Subscribe

RSS Feed (xml)

Powered By

Skin Design:
Free Blogger Skins

Powered by Blogger

Minggu, 31 Oktober 2010

Individu, Keluarga dan Masyarakat

Individu
Kata “individu” berasal dari kata latin, yaitu individiuum, “berarti “yang tak terbagi”. Jadi, merupakan suatu sebutan yang dapat dipakai untuk menyatakan suatu kesatuan yang paling kecil dan terbatas. Dalam ilmu sosial paham individu menyangkut tabiatnya dengan kehidupan jiwanya yang majemuk, memegang peranan dalam pergaulan hidup manusia. Dalam ilmu sosial, individu menekankan penyelidikan kepada kenyataan – kenyataan hidup yang istimewa, yang tak seberapa mempengaruhi kehidupan manusia.
Keluarga
Keluarga diartikan sebagai suatu satuan sosial terkecil yang dimiliki manusia sebagai makhluk sosial, yang ditandai adanya kerja sama ekonomi. Fungsi keluarga adalah berkembang biak, mensosialisasi atau mendidik anak, menolong, melindungi atau merawat orang – orang tua (jompo).
Masyarakat
Dalam bahasa Inggris masyarakat disebut society, asal katanya socius yang berarti kawan. Adapun kata “Masyarakat” berasal dari bahasa Arab, yaitu syirk, artinya bergaul. Adanya saling bergaul ini tentu karena ada bentuk – bentuk aturan hidup, yang bukan disebabkan oleh manusia sebagai perseorangan, melainkan oleh unsur – unsur kekuatan lain dalam lingkungan sosial yang merupakan kesatuan. Para ahli seperti Maclver, J.L. Gillin, dan J.P. Gillin sepakat, bahwa adanya saling bergaul dan interaksi karena mempunyai nilai – nilai, norma – norma, cara – cara, dan prosedur yang merupakan kebutuhan bersama sehingga masyarakat merupakan kesatuan hidup manusia yang berintaraksi menurut suatu sistem adat-istiadat tertentu, yang bersifat kontinyu dan terikat oleh suatu rasa identitas bersama.
Untuk arti yang lebih khusus masyarakat disebut pula kesatuan sosial, mempunyai ikatan – ikatan kasih sayang yang erat. Mirip jiwa manusia, yang dapat diketahui, pertama melalui kelakuan dan perbuatannya sebagai penjelmaannya yang lahir, kedua melalui pengalaman batin dalam roh manusia perseorangan sendiri. Bahkan memperoleh “superioritas”, merasakan sebagai sesuatu yang lebih tingi nilainya daripada jumlah bagian – bagiannya. Sesuatu yang “kokoh-kuat”, suatu perwujudan pribadi bukan di dalam, melainkan luar, bahkan di atas kita.
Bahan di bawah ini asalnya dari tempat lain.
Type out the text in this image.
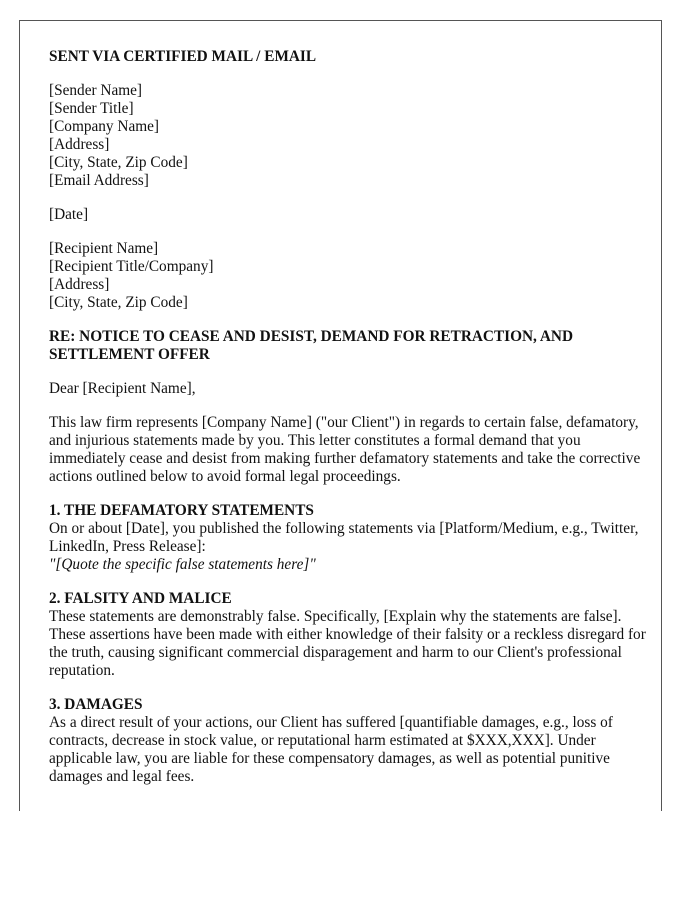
SENT VIA CERTIFIED MAIL / EMAIL
[Sender Name]
[Sender Title]
[Company Name]
[Address]
[City, State, Zip Code]
[Email Address]
[Date]
[Recipient Name]
[Recipient Title/Company]
[Address]
[City, State, Zip Code]
RE: NOTICE TO CEASE AND DESIST, DEMAND FOR RETRACTION, AND
SETTLEMENT OFFER
Dear [Recipient Name],

This law firm represents [Company Name] ("our Client") in regards to certain false, defamatory, and injurious statements made by you. This letter constitutes a formal demand that you immediately cease and desist from making further defamatory statements and take the corrective actions outlined below to avoid formal legal proceedings.

1. THE DEFAMATORY STATEMENTS

On or about [Date], you published the following statements via [Platform/Medium, e.g., Twitter, LinkedIn, Press Release]:

"[Quote the specific false statements here]"
2. FALSITY AND MALICE

These statements are demonstrably false. Specifically, [Explain why the statements are false]. These assertions have been made with either knowledge of their falsity or a reckless disregard for the truth, causing significant commercial disparagement and harm to our Client's professional reputation.

3. DAMAGES

As a direct result of your actions, our Client has suffered [quantifiable damages, e.g., loss of contracts, decrease in stock value, or reputational harm estimated at $XXX,XXX]. Under applicable law, you are liable for these compensatory damages, as well as potential punitive damages and legal fees.
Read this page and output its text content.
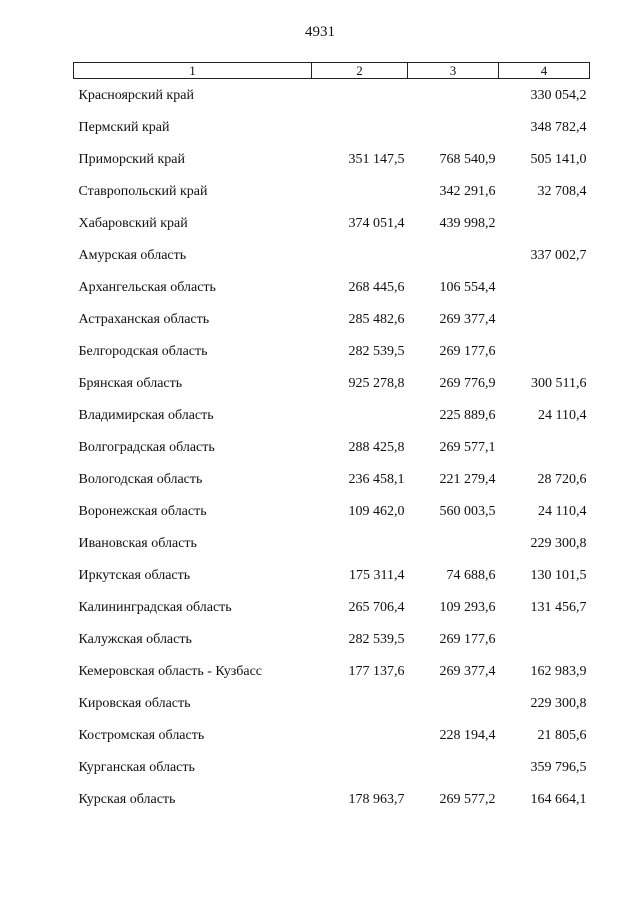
4931
1	2	3	4
Красноярский край			330 054,2
Пермский край			348 782,4
Приморский край	351 147,5	768 540,9	505 141,0
Ставропольский край		342 291,6	32 708,4
Хабаровский край	374 051,4	439 998,2	
Амурская область			337 002,7
Архангельская область	268 445,6	106 554,4	
Астраханская область	285 482,6	269 377,4	
Белгородская область	282 539,5	269 177,6	
Брянская область	925 278,8	269 776,9	300 511,6
Владимирская область		225 889,6	24 110,4
Волгоградская область	288 425,8	269 577,1	
Вологодская область	236 458,1	221 279,4	28 720,6
Воронежская область	109 462,0	560 003,5	24 110,4
Ивановская область			229 300,8
Иркутская область	175 311,4	74 688,6	130 101,5
Калининградская область	265 706,4	109 293,6	131 456,7
Калужская область	282 539,5	269 177,6	
Кемеровская область - Кузбасс	177 137,6	269 377,4	162 983,9
Кировская область			229 300,8
Костромская область		228 194,4	21 805,6
Курганская область			359 796,5
Курская область	178 963,7	269 577,2	164 664,1
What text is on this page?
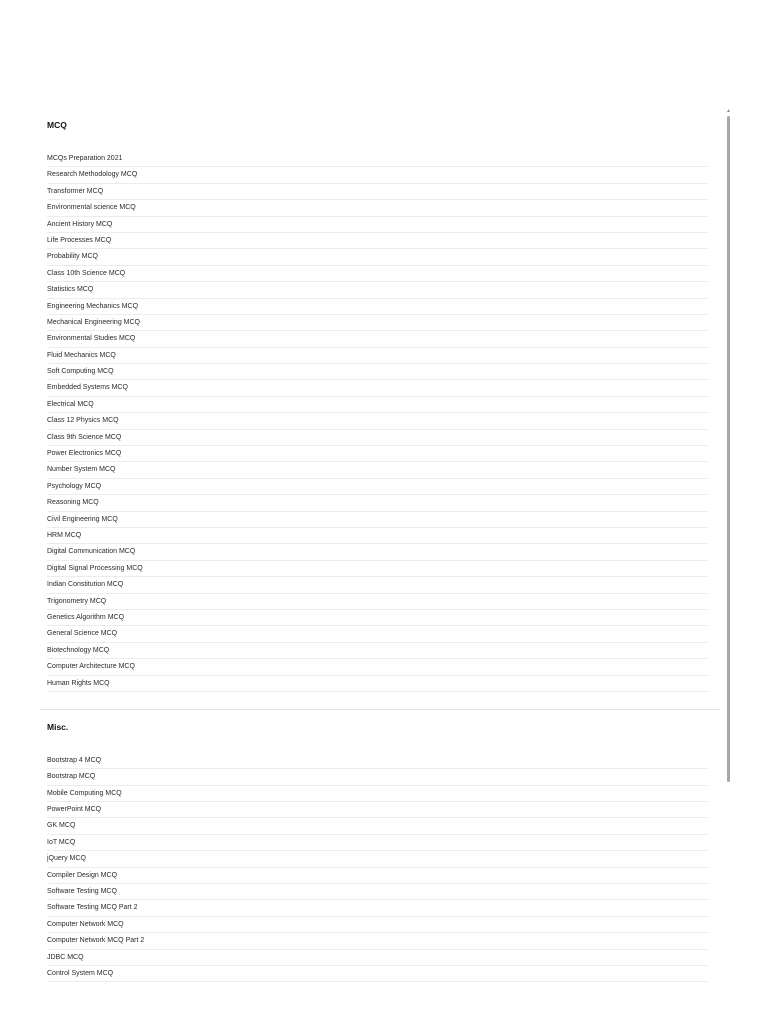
MCQ
MCQs Preparation 2021
Research Methodology MCQ
Transformer MCQ
Environmental science MCQ
Ancient History MCQ
Life Processes MCQ
Probability MCQ
Class 10th Science MCQ
Statistics MCQ
Engineering Mechanics MCQ
Mechanical Engineering MCQ
Environmental Studies MCQ
Fluid Mechanics MCQ
Soft Computing MCQ
Embedded Systems MCQ
Electrical MCQ
Class 12 Physics MCQ
Class 9th Science MCQ
Power Electronics MCQ
Number System MCQ
Psychology MCQ
Reasoning MCQ
Civil Engineering MCQ
HRM MCQ
Digital Communication MCQ
Digital Signal Processing MCQ
Indian Constitution MCQ
Trigonometry MCQ
Genetics Algorithm MCQ
General Science MCQ
Biotechnology MCQ
Computer Architecture MCQ
Human Rights MCQ
Misc.
Bootstrap 4 MCQ
Bootstrap MCQ
Mobile Computing MCQ
PowerPoint MCQ
GK MCQ
IoT MCQ
jQuery MCQ
Compiler Design MCQ
Software Testing MCQ
Software Testing MCQ Part 2
Computer Network MCQ
Computer Network MCQ Part 2
JDBC MCQ
Control System MCQ
▲
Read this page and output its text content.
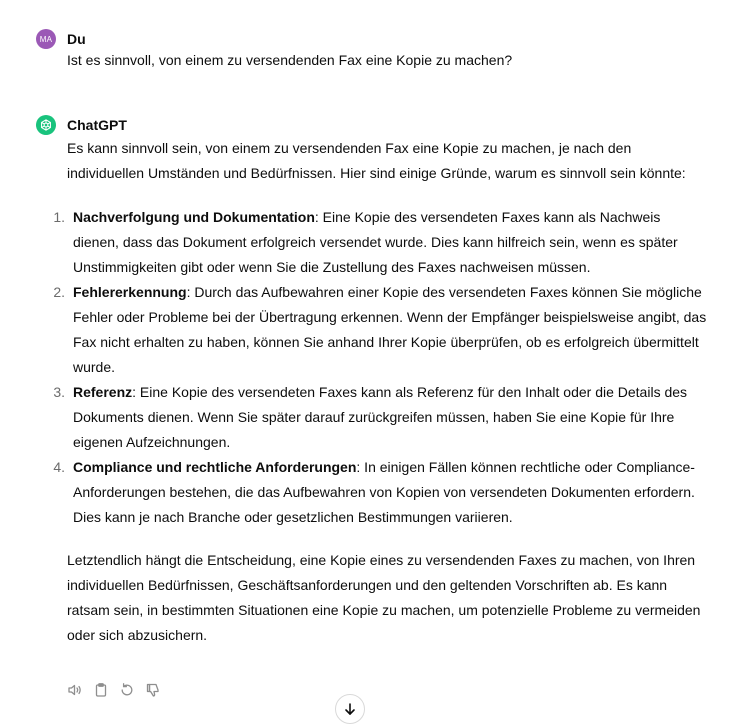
MA Du

Ist es sinnvoll, von einem zu versendenden Fax eine Kopie zu machen?

ChatGPT

Es kann sinnvoll sein, von einem zu versendenden Fax eine Kopie zu machen, je nach den individuellen Umständen und Bedürfnissen. Hier sind einige Gründe, warum es sinnvoll sein könnte:

1. Nachverfolgung und Dokumentation: Eine Kopie des versendeten Faxes kann als Nachweis dienen, dass das Dokument erfolgreich versendet wurde. Dies kann hilfreich sein, wenn es später Unstimmigkeiten gibt oder wenn Sie die Zustellung des Faxes nachweisen müssen.
2. Fehlererkennung: Durch das Aufbewahren einer Kopie des versendeten Faxes können Sie mögliche Fehler oder Probleme bei der Übertragung erkennen. Wenn der Empfänger beispielsweise angibt, das Fax nicht erhalten zu haben, können Sie anhand Ihrer Kopie überprüfen, ob es erfolgreich übermittelt wurde.
3. Referenz: Eine Kopie des versendeten Faxes kann als Referenz für den Inhalt oder die Details des Dokuments dienen. Wenn Sie später darauf zurückgreifen müssen, haben Sie eine Kopie für Ihre eigenen Aufzeichnungen.
4. Compliance und rechtliche Anforderungen: In einigen Fällen können rechtliche oder Compliance-Anforderungen bestehen, die das Aufbewahren von Kopien von versendeten Dokumenten erfordern. Dies kann je nach Branche oder gesetzlichen Bestimmungen variieren.

Letztendlich hängt die Entscheidung, eine Kopie eines zu versendenden Faxes zu machen, von Ihren individuellen Bedürfnissen, Geschäftsanforderungen und den geltenden Vorschriften ab. Es kann ratsam sein, in bestimmten Situationen eine Kopie zu machen, um potenzielle Probleme zu vermeiden oder sich abzusichern.
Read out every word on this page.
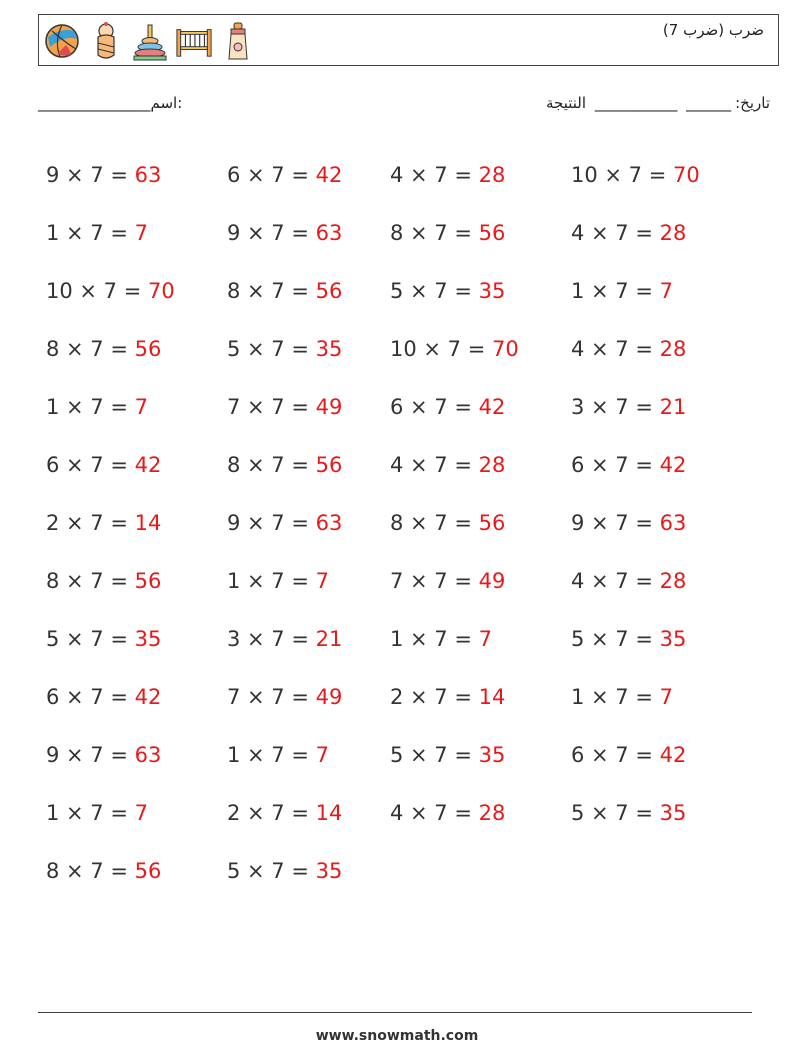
ضرب (ضرب 7)
_______________اسم:	تاريخ:______ ___________ النتيجة
9 × 7 = 63	6 × 7 = 42	4 × 7 = 28	10 × 7 = 70
1 × 7 = 7	9 × 7 = 63	8 × 7 = 56	4 × 7 = 28
10 × 7 = 70	8 × 7 = 56	5 × 7 = 35	1 × 7 = 7
8 × 7 = 56	5 × 7 = 35	10 × 7 = 70	4 × 7 = 28
1 × 7 = 7	7 × 7 = 49	6 × 7 = 42	3 × 7 = 21
6 × 7 = 42	8 × 7 = 56	4 × 7 = 28	6 × 7 = 42
2 × 7 = 14	9 × 7 = 63	8 × 7 = 56	9 × 7 = 63
8 × 7 = 56	1 × 7 = 7	7 × 7 = 49	4 × 7 = 28
5 × 7 = 35	3 × 7 = 21	1 × 7 = 7	5 × 7 = 35
6 × 7 = 42	7 × 7 = 49	2 × 7 = 14	1 × 7 = 7
9 × 7 = 63	1 × 7 = 7	5 × 7 = 35	6 × 7 = 42
1 × 7 = 7	2 × 7 = 14	4 × 7 = 28	5 × 7 = 35
8 × 7 = 56	5 × 7 = 35
www.snowmath.com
TINJAUAN KASUS KELUARGA MISKIN
Bagaimana ciri-ciri keluarga yang hidup dalam kondisi miskin. J.Kosa.dan I.K.Zola. dalam Saparinah Sadli mengatakan, bahwa kondisi miskin sebagai lingkungan sosial di mana anak dibesarkan, tidak rnendukung atau membantu terbentuknya watak atau sifat-sifat pribadi yang dapat mendobrak kemiskinannya karena beberapa kondisi.
Pertama, lingkungan keluarga miskin tidak dapat mengembangkan pola sosialisasi di mana seseorang dibimbing untuk mengembangkan dan belajar keterampilan khusus untuk dapat mencari pekerjaan yang layak. Sebab, cara-cara mencari nafkah dari keluarga miskin ditandai oleh adanya ketidak pastian dan ketidak mantapan dalam memenuhi kebutuhan hidup sehari-hari. Kondisi kehidupan yang serba tidak mantap ini menyulitkan orang tua miskin untuk dapat meneruskan sesuatu yang bersifat mantap kepada anak-anaknya. Sehingga peneladanan kalaupun ada lebih bersifat tidak disengaja dan justru memperkuat kondisi kehidupan miskin.
Kedua, karena lingkungan keluarga miskin biasanya ditandai oleh tidak adanya pekerjaan yang langgeng (no steady job), maka salah satu kesibukan konkret yang harus dilaksanakan sehari-hari ialah mencari kegiatan yang dapat mengurangi rasa tidak aman dan tidak pasti. Hal ini menimbulkan suatu kebiasaan untuk hidup secara tidak teratur. Dinyatakan, bahwa keadaan seperti ini telah menyebabkan orang-orang dalam kondisi hidup miskin kurang menyukai kegiatan-kegiatan yang menuntut adanya suatu "steadiness." Latar belakang ini telah dipergunakan untuk menjelaskan mengapa orang-orang miskin justru tertarik pada kegiatan yang dapat membawa rezeki sesaat (bila untung) seperti main kartu atau main judi, dan sebagainya.
Ketiga, kondisi kemiskinannya menyebabkan minimnya aspirasi keluarga miskin (secara sadar atau tidak sadar). Apa yang mereka ajarkan kepada anak-anaknya dalam proses sosialisasi hanyalah keterampilan-keterampilan yang memungkinkan anak-anak tersebut melanjutkan cara hidup keluarganya sekarang.Hal ini ber-hubungan erat dengan kenyataaan lain bahwa keluarga miskin biasanya tidak mempunyai sarana yang diperlukan untuk meningkatkan kondisi ekonomi keturunannya. Dari keluarga miskin sulit diharapkan bahwa mereka dapat mengajarkan pola tingkah laku yang "conform" terhadap norma-norma sosial yang berlaku umum,karena tidak ada kondisi dalam lingkungannya yang menguntungkan atau dapat memberi penguatan bila hal tersebut diajarkan kepada anak-anaknya.
Keempat, salah satu aspek penting dalam proses sosialisasi ialah bahwa keluatga mengajatkMi kepada anak-anaknya, agar ia dapat mengun&u pemuasan mendadak dari kebutuhan-kebutuhan-nya. Pada anak-anak diajarkan supaya tidak memuaskan setiap kebutuhan secara segera, yang diperlukan untuk mencapai suatu tujuan yang lebih penting, misalnya demi hari depan yang lebih baik. Meskipun mengantuk dan capai, ia harus belajar untuk ujian, agar dapat lulus, dan selanjutnya menuntut pendidikan tertentu untuk memperoleh profesi atau keterampilan tertentu demi memperoleh pekerjaan yang lebih baik.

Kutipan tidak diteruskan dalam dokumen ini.